What is True of Both Approaches

  • Information – The same textbooks, containing all the information you need to learn, are used in both cases.
  • Lectures – Seminaries host in-person lectures, but high-quality lectures are available for free or for purchase for self-study. Some students can make do using the textbooks without lectures.
  • Accreditation – If you are seeking an MDiv, or similar, most seminaries will let you test out of Greek. This means you can get credit hours towards your degree with either approach.

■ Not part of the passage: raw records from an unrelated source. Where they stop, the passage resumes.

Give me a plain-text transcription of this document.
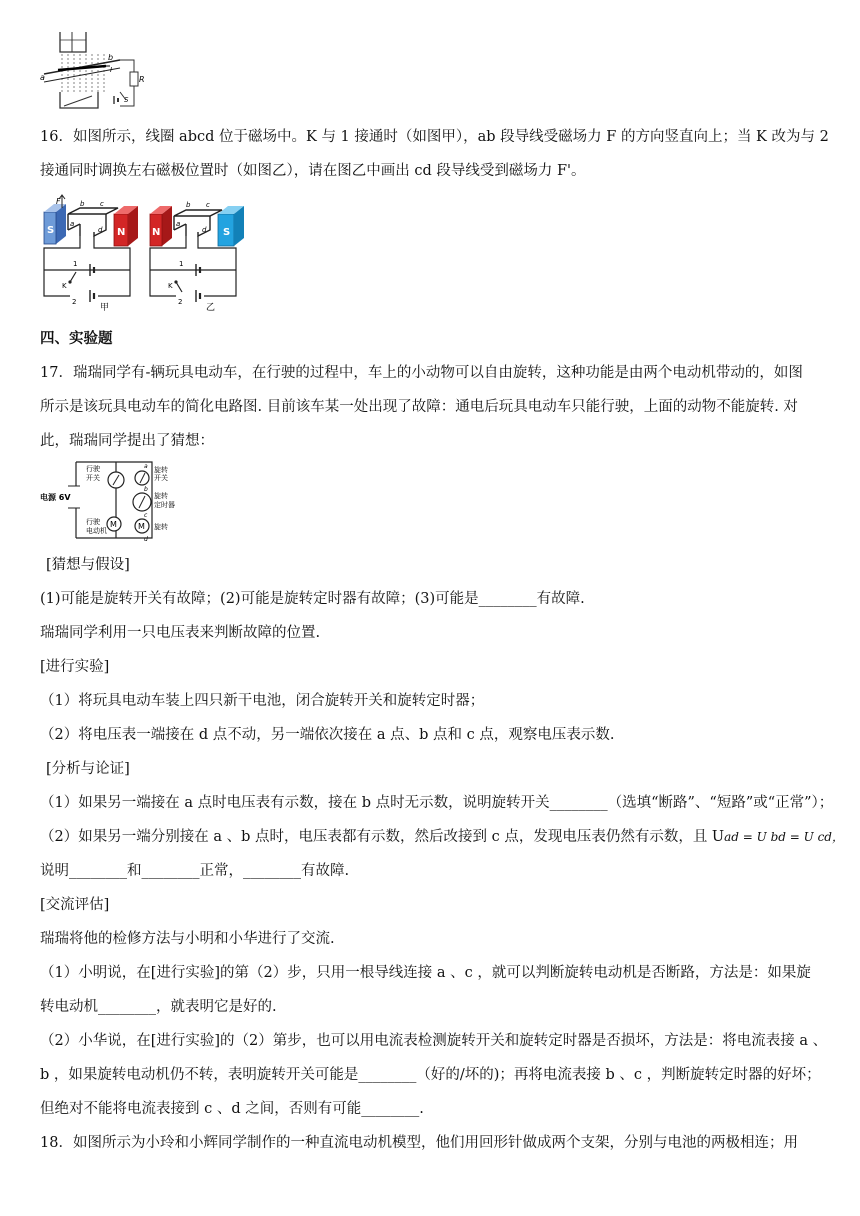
a
b
I
R
S
16．如图所示，线圈 abcd 位于磁场中。K 与 1 接通时（如图甲），ab 段导线受磁场力 F 的方向竖直向上；当 K 改为与 2
接通同时调换左右磁极位置时（如图乙），请在图乙中画出 cd 段导线受到磁场力 F'。
F	b c
a
d
S	N
1
K
2
甲
b c
a
d
N	S
1
K
2
乙
四、实验题
17．瑞瑞同学有-辆玩具电动车，在行驶的过程中，车上的小动物可以自由旋转，这种功能是由两个电动机带动的，如图
所示是该玩具电动车的简化电路图. 目前该车某一处出现了故障：通电后玩具电动车只能行驶，上面的动物不能旋转. 对
此，瑞瑞同学提出了猜想：
行驶
开关
旋转
开关
电源 6V	旋转
定时器
行驶
电动机	旋转
M	M
a
b
c
d
[猜想与假设]
(1)可能是旋转开关有故障；(2)可能是旋转定时器有故障；(3)可能是________有故障.
瑞瑞同学利用一只电压表来判断故障的位置.
[进行实验]
（1）将玩具电动车装上四只新干电池，闭合旋转开关和旋转定时器；
（2）将电压表一端接在 d 点不动，另一端依次接在 a 点、b 点和 c 点，观察电压表示数.
[分析与论证]
（1）如果另一端接在 a 点时电压表有示数，接在 b 点时无示数，说明旋转开关________（选填“断路”、“短路”或“正常”）；
（2）如果另一端分别接在 a 、b 点时，电压表都有示数，然后改接到 c 点，发现电压表仍然有示数，且 Uad = U bd = U cd，
说明________和________正常，________有故障.
[交流评估]
瑞瑞将他的检修方法与小明和小华进行了交流.
（1）小明说，在[进行实验]的第（2）步，只用一根导线连接 a 、c ，就可以判断旋转电动机是否断路，方法是：如果旋
转电动机________，就表明它是好的.
（2）小华说，在[进行实验]的（2）第步，也可以用电流表检测旋转开关和旋转定时器是否损坏，方法是：将电流表接 a 、
b ，如果旋转电动机仍不转，表明旋转开关可能是________（好的/坏的)；再将电流表接 b 、c ，判断旋转定时器的好坏；
但绝对不能将电流表接到 c 、d 之间，否则有可能________.
18．如图所示为小玲和小辉同学制作的一种直流电动机模型，他们用回形针做成两个支架，分别与电池的两极相连；用
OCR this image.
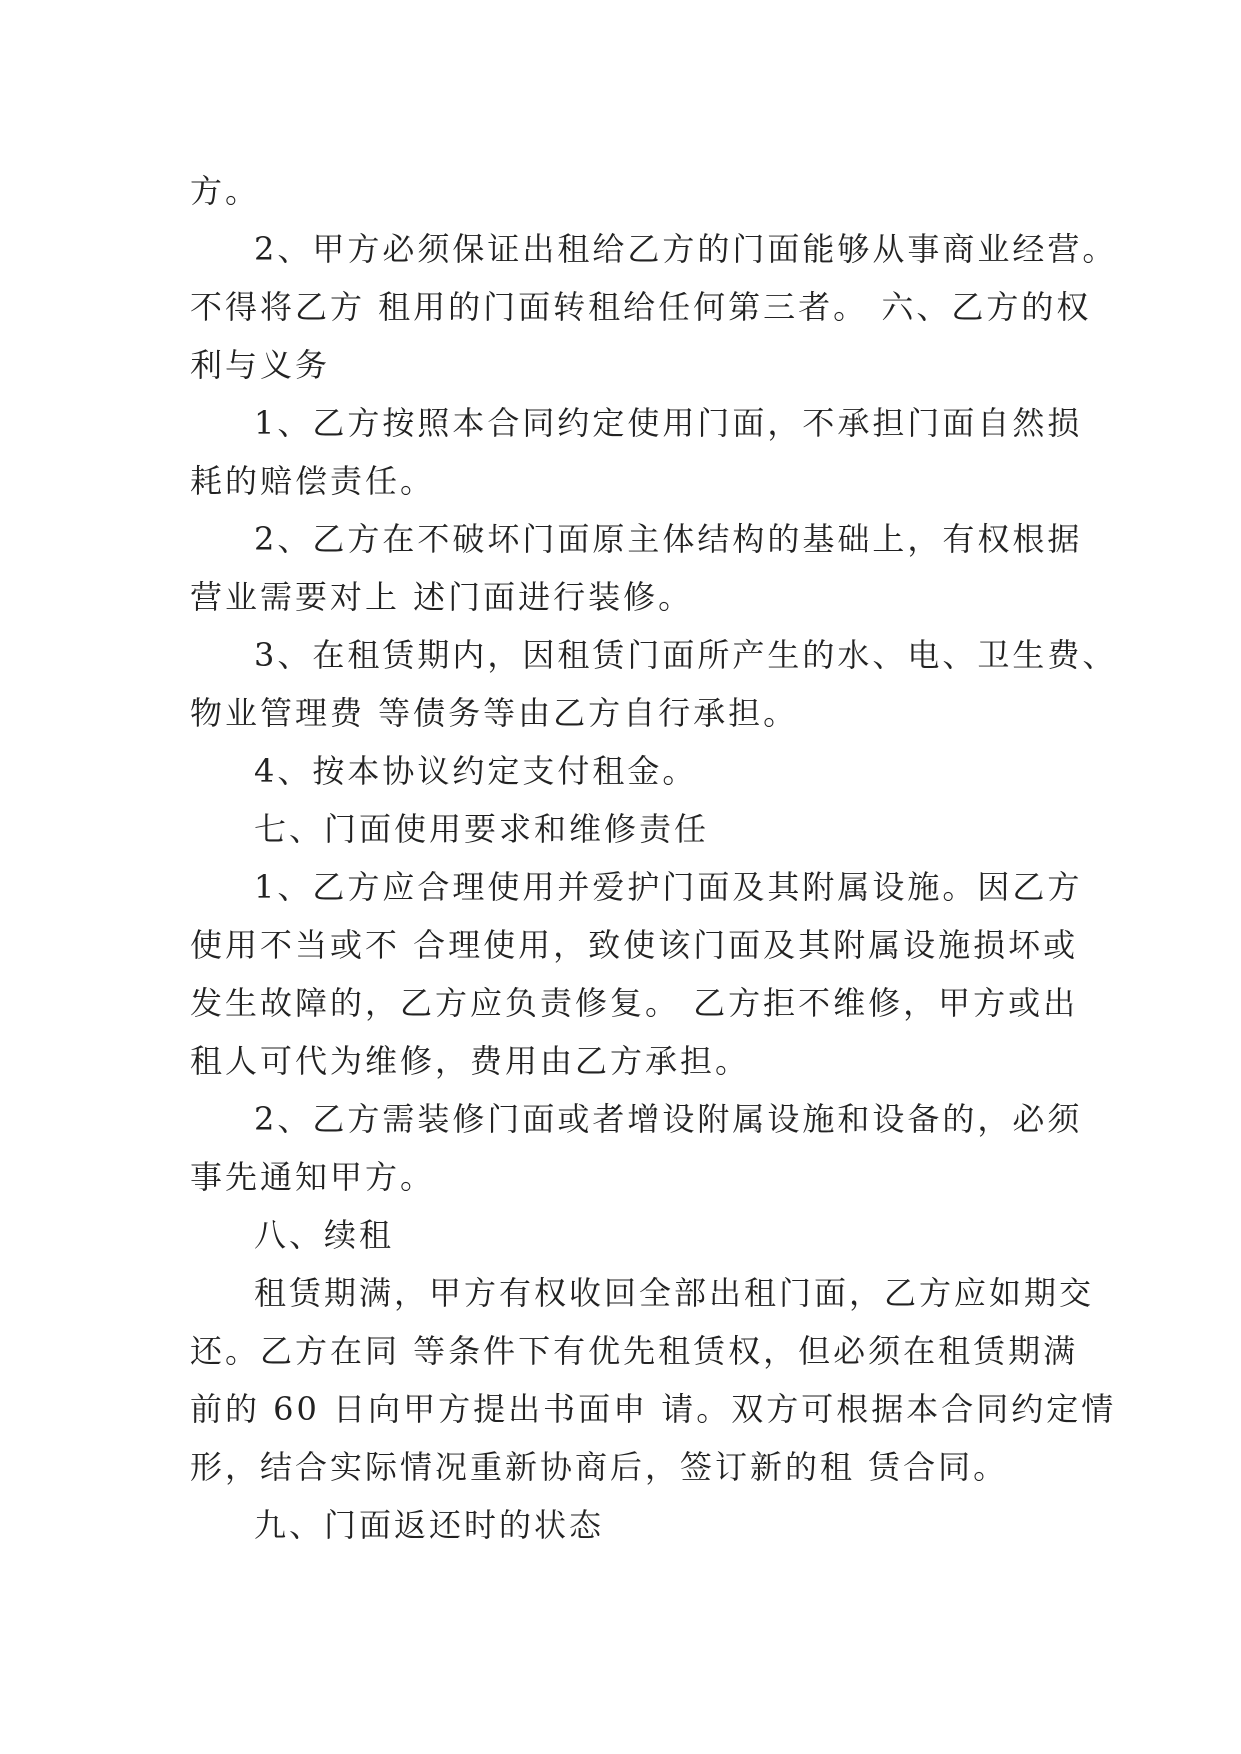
方。
2、甲方必须保证出租给乙方的门面能够从事商业经营。
不得将乙方 租用的门面转租给任何第三者。 六、乙方的权
利与义务
1、乙方按照本合同约定使用门面，不承担门面自然损
耗的赔偿责任。
2、乙方在不破坏门面原主体结构的基础上，有权根据
营业需要对上 述门面进行装修。
3、在租赁期内，因租赁门面所产生的水、电、卫生费、
物业管理费 等债务等由乙方自行承担。
4、按本协议约定支付租金。
七、门面使用要求和维修责任
1、乙方应合理使用并爱护门面及其附属设施。因乙方
使用不当或不 合理使用，致使该门面及其附属设施损坏或
发生故障的，乙方应负责修复。 乙方拒不维修，甲方或出
租人可代为维修，费用由乙方承担。
2、乙方需装修门面或者增设附属设施和设备的，必须
事先通知甲方。
八、续租
租赁期满，甲方有权收回全部出租门面，乙方应如期交
还。乙方在同 等条件下有优先租赁权，但必须在租赁期满
前的 60 日向甲方提出书面申 请。双方可根据本合同约定情
形，结合实际情况重新协商后，签订新的租 赁合同。
九、门面返还时的状态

The Advantages of Taking New Testament Greek Courses at a Seminary

  • Accountability – Possibly the main benefit of traditional coursework are the assignments and exams you must complete to pass the class. Many struggle with discipline and find assigned completion dates to be the motivation they need to progress.
  • Member of a learning community – Another significant benefit is being part of a learning community that studies Biblical Greek together. This helps create motivation to learn, support, and camaraderie.
  • Office hours – Though language learning requires less external support than the study of, say, theology, it is still nice to be able to ask for help sometimes.

The Advantages of Self-Study

  • Cost – The seminary I attended is $585/hr at time of writing. A typical seminary Greek sequence is 9 hours, which equates to $5,265. For self-study, Harris offers an online course for $299. Accreditation likely costs around $100. Because students must purchase the same textbooks and supporting materials regardless of approach, self-study costs between $0-$399 compared to ~$5,000.
  • Learning Approach – Seminary classes typically make students of grammar textbooks instead of competent readers. These are not at all the same thing. As stated at the beginning of this article, your aim should be to become fluent in Biblical Greek, using grammatical study to refine your understanding as you progress. Learning grammar, without fluency, makes you good at neither grammar nor reading.

In-person New Testament Greek courses may be right for you if you want to be part of a learning community with built-in accountability, you anticipate needing extra help, and you can afford to pay the costs. Self-study may be right for you if you are able to maintain motivation and study habits to study Greek without requiring external compulsion. The FluentGreek Syllabus lays out a self-study program for those who are interested.